Filming took place on location in Miami, Florida, with some scenes being shot during the day at the Fontainebleau Miami Beach, where Sinatra was performing in the evenings.
Other scenes were filmed at the Corsair Hotel at 101 South Ocean Drive, Miami Beach.

It was partially filmed on the property that novelist Douglas Fairbairn was renting at the time.

Nancy Sinatra, daughter of Frank, sang the film's eponymous title track which then appeared on her album, Nancy Sinatra, The Hit Years (Rhino Records).

Tony Rome, The Detective and Lady in Cement were all directed by Gordon Douglas. The three films were packed together in a DVD box set by 20th Century Fox in 2005. Douglas also directed Sinatra in Young at Heart (1954) and Robin and the 7 Hoods (1964).

Randy Newman is co-credited on a soundtrack song.

==Critical reception==
Tony Rome was met with mixed reviews upon release. Many film critics felt that Sinatra was paying homage to his late friend Humphrey Bogart, since he was part of the original "Rat Pack" and had dated (and nearly married) Bogart's widow, Lauren Bacall. Though one recent writer sees Sinatra as having created his own version of the private detective, making him a more jaunty and less dour incarnation than Bogart's famous characterizations, the New York Times had been quite critical in 1967 of Sinatra's characterization for precisely that reason: "Evidently Frank Sinatra is trying to go the Humphrey Bogart route....The cryptic Miami Beach gumshoe he plays in this hard-nosed mystery film...is such a conscious or unconscious imitation of Mr. Bogart's prototypical Sam Spade in the classic 'The Maltese Falcon' that you'd guess Mr. Sinatra has been spending a lot of time watching the 'Late Late Show'....Further, it looks as though the people who wrote and directed this film...have been studying their 'Late Late Show' too.

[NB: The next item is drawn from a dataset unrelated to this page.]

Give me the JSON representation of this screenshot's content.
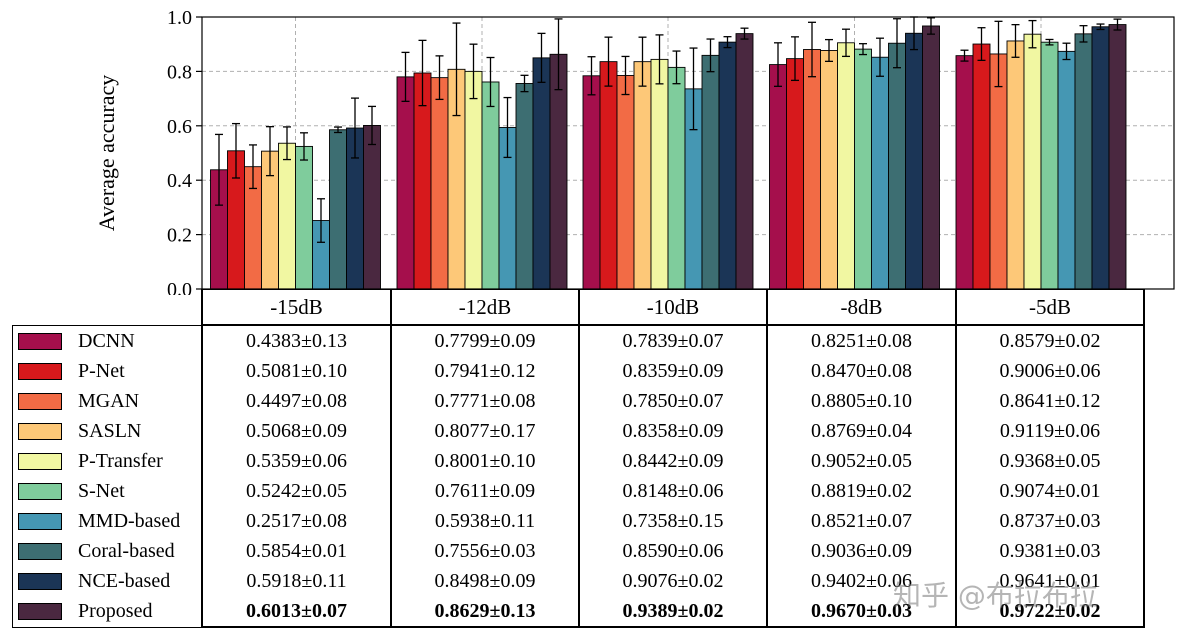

Their story...is strangely reminiscent of 'The Maltese Falcon' in several essentials and details....All in all, there's enough demonstration of social vulgarity, degeneracy and crime in the course of this vivid melodrama to satisfy the most lurid tourist taste and it's put forth with speed, dexterity and a nice running patter of gags....But for all the slickness of it — for all the self-assurance of Mr. Sinatra's acting style and competence of the others — this thing is still a pat, synthetic job. Mr. Sinatra is nobody's Bogart."

===Box office===
According to Fox records, the film needed to earn $6,875,000 in rentals to break even, but fell short at $6,250,000.